ITU introduces emergency contact code
- By Kathleen Hickey
- Jul 25, 2008
The International Telecommunications Union (ITU) introduced a new global standard to help first responders contact next-of-kin for an injured person.
The new standard calls for individuals to prefix Arabic numerals 01, 02, 03, and so on to a nominated contact in a mobile telephone directory to help first responders in any part of the world identify emergency contacts in order of priority and notify them. For example, entering in "01father" and "02wife" allows emergency workers to know to contact an injured victim's father first and wife second.
The ITU will work with nonprofit organization ICE4SAFETY to promote this new way of identifying emergency contacts in a mobile handset's directory.
'Emergency telecommunications is a top priority for ITU. This simple addition to a person's next-of-kin or nominated contact details has the potential to greatly reduce stress for overworked emergency workers around the world,' said Malcolm Johnson, director of ITU's Telecommunication Standardization Bureau.

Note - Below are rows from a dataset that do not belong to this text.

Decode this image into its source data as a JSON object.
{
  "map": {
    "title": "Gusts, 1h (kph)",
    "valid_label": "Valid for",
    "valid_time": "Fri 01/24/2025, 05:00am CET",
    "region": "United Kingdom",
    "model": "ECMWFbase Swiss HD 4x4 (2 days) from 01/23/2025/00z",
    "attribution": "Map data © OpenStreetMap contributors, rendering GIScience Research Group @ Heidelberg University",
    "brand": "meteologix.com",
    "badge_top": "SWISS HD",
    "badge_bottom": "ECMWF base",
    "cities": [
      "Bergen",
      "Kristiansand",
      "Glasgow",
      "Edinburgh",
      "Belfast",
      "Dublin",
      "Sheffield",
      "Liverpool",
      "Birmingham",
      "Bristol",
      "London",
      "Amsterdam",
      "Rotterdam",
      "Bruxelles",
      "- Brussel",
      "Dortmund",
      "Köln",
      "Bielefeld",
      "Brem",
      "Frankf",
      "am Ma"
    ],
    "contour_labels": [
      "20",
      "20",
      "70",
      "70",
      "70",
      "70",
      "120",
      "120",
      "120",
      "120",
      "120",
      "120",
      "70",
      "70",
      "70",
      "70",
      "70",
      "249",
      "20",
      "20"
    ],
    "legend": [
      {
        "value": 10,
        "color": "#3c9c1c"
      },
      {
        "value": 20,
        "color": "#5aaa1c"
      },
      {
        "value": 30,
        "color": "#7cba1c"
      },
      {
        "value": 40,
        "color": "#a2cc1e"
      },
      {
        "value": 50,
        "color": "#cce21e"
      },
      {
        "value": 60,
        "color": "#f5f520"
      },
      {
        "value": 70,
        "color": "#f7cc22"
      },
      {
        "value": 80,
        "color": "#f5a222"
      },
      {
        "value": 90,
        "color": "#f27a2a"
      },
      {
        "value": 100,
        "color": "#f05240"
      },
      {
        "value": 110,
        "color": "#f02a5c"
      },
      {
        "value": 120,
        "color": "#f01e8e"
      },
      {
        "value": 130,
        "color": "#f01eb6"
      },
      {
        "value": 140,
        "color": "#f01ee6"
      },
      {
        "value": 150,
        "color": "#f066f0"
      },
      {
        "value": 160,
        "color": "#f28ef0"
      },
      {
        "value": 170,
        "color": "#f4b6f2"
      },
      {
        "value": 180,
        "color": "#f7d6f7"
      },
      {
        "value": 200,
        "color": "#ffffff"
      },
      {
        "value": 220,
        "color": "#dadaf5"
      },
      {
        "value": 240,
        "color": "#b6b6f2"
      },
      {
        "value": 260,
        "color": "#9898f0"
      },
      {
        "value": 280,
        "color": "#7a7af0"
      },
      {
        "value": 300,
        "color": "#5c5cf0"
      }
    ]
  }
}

The previous standard, "In case of Emergency" (ICE) has emerged in some English-speaking countries encouraging people to list emergency contact numbers in their mobile phone's directory in the form of "ICE father", for example, or "ICE doctor". However, this identifier precludes people who do not use or recognize Roman script from readily identifying what the acronym "ICE" represents.
The new standard, a clause to ITU-T Recommendation E.123, internationalizes the ICE concept by using Arabic numerals (0 to 9) to denote emergency contact numbers as these digits are universally recognized, making them usable by anyone regardless of language or script.
"We have seen the tremendous benefit of the ICE concept to the emergency services community," said Mark Balduzzi, developer of ICE4SAFETY. "ITU's initiative to internationalize ICE takes the concept one step further, and we wholeheartedly support this."
ICE4SAFETY is a free, nonprofit web-based resource
dedicated to providing practical preparedness tools to the public. The ITU
is a U.N. agency for information and communication technologies; its role spans radio communication, standardization and development. Based in Geneva, the ITU's membership includes 191 countries.
Kathleen Hickey is a freelance writer for GCN.